Сын Кондувдея лично вывел из конюшни вороного жеребца с игреней кобылой.
– Узнаёшь?
Кобылица вежливо взяла с ладони Рода горстку соли, шумно зажевала, улыбнувшись всаднику знакомым оком: сколько лет, мол, сколько зим!..
– Катаноша! – шепнул Род, припав щекой к дрожащей шее, запустив пальцы в густую гриву.
Кликуны уже заголосили почти на каждой улице. Вечный колокол толпил народ. Только что кутившие, кузнечившие, торговавшие спешили вечевать на сходбище.
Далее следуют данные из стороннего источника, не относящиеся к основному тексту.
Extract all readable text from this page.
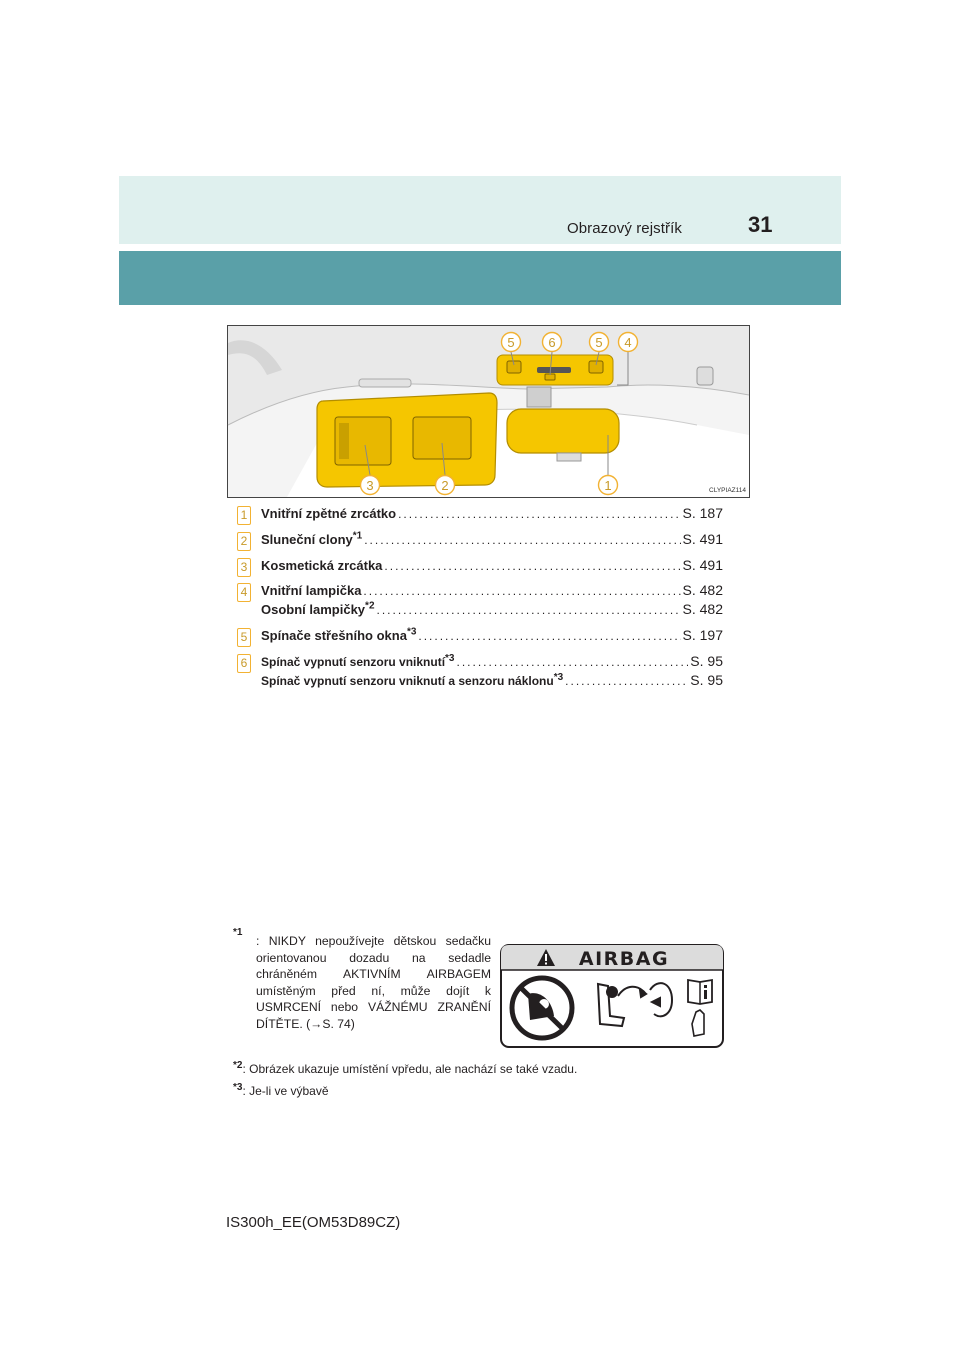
Obrazový rejstřík	31
5	6	5 4
3	2	1	CLYPIAZ114
1 Vnitřní zpětné zrcátko .....	S. 187
2 Sluneční clony$^{*1}$ .....	S. 491
3 Kosmetická zrcátka .....	S. 491
4 Vnitřní lampička .....	S. 482
Osobní lampičky$^{*2}$ .....	S. 482
5 Spínače střešního okna$^{*3}$ .....	S. 197
6	Spínač vypnutí senzoru vniknutí$^{*3}$ .....	S. 95
Spínač vypnutí senzoru vniknutí a senzoru náklonu$^{*3}$ .....	S. 95
*1
: NIKDY nepoužívejte dětskou sedačku orientovanou dozadu na sedadle chráněném AKTIVNÍM AIRBAGEM umístěným před ní, může dojít k USMRCENÍ nebo VÁŽNÉMU ZRANĚNÍ DÍTĚTE. (→S. 74)
$^{*2}$: Obrázek ukazuje umístění vpředu, ale nachází se také vzadu.
$^{*3}$: Je-li ve výbavě
AIRBAG
IS300h_EE(OM53D89CZ)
– Ах, нам не пристало быть толпыгами[363] [363] ТОЛПЫГА – лезущий в толпу.
[Закрыть], – придержал коня Чекман.
Не спешиваясь, они стали на приличном расстоянии от свежесбитого помоста, некрашеного, обтянутого дешёвой крашениной. Нестерпимо яркий златик солнца плавился в зените. Резали глаза слепящим блеском многочисленные купола святой Софии. Чекмана с Родом отделяло от помоста море растревоженных голов. Зоркий лесовик отлично видел знаменитых граждан Киева, взошедших на помост.
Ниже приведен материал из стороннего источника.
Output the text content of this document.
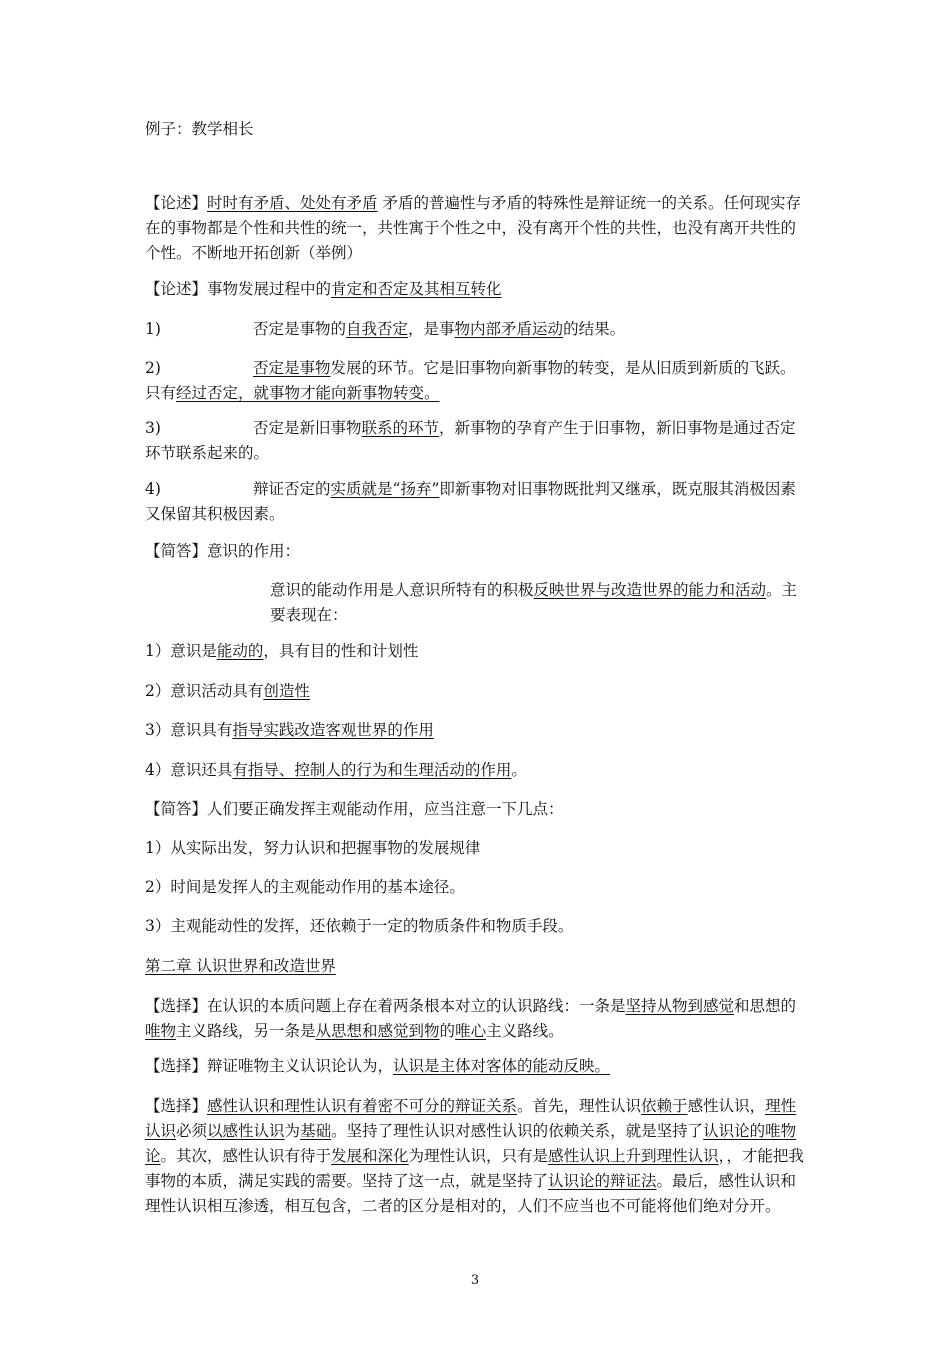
例子：教学相长

【论述】时时有矛盾、处处有矛盾 矛盾的普遍性与矛盾的特殊性是辩证统一的关系。任何现实存在的事物都是个性和共性的统一，共性寓于个性之中，没有离开个性的共性，也没有离开共性的个性。不断地开拓创新（举例）

【论述】事物发展过程中的肯定和否定及其相互转化

1)	否定是事物的自我否定，是事物内部矛盾运动的结果。

2)	否定是事物发展的环节。它是旧事物向新事物的转变，是从旧质到新质的飞跃。只有经过否定，就事物才能向新事物转变。

3)	否定是新旧事物联系的环节，新事物的孕育产生于旧事物，新旧事物是通过否定环节联系起来的。

4)	辩证否定的实质就是“扬弃”即新事物对旧事物既批判又继承，既克服其消极因素又保留其积极因素。

【简答】意识的作用：

意识的能动作用是人意识所特有的积极反映世界与改造世界的能力和活动。主要表现在：

1）意识是能动的，具有目的性和计划性

2）意识活动具有创造性

3）意识具有指导实践改造客观世界的作用

4）意识还具有指导、控制人的行为和生理活动的作用。

【简答】人们要正确发挥主观能动作用，应当注意一下几点：

1）从实际出发，努力认识和把握事物的发展规律

2）时间是发挥人的主观能动作用的基本途径。

3）主观能动性的发挥，还依赖于一定的物质条件和物质手段。

第二章 认识世界和改造世界

【选择】在认识的本质问题上存在着两条根本对立的认识路线：一条是坚持从物到感觉和思想的唯物主义路线，另一条是从思想和感觉到物的唯心主义路线。

【选择】辩证唯物主义认识论认为，认识是主体对客体的能动反映。

【选择】感性认识和理性认识有着密不可分的辩证关系。首先，理性认识依赖于感性认识，理性认识必须以感性认识为基础。坚持了理性认识对感性认识的依赖关系，就是坚持了认识论的唯物论。其次，感性认识有待于发展和深化为理性认识，只有是感性认识上升到理性认识，，才能把我事物的本质，满足实践的需要。坚持了这一点，就是坚持了认识论的辩证法。最后，感性认识和理性认识相互渗透，相互包含，二者的区分是相对的，人们不应当也不可能将他们绝对分开。

3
– Вон Лазарь, нынешний наш тысяцкий, – показывал Чекман. – А вон митрополит, а рядом с ним Улеб. Сейчас он будет говорить. А в сторонке государев брат Владимир…
Сановный сухожилистый жердяй с узенькой бородкой охватил площадь гулким голосом:
– Великий князь целует своего брата, – он поцеловал Владимира, – Лазаря, – приложился к тысяцкому, – и всех граждан киевских, а митрополиту кланяется! – Поклонился владыке.
– Какой день нынче? – спросил мужской голос рядом с Катаношей.
– Ныне девятнадцатое вресеня, пяток, – ответила ему тётка в чёрной понке.
– Вторник да пяток – лёгкие дни, – заключил мужик.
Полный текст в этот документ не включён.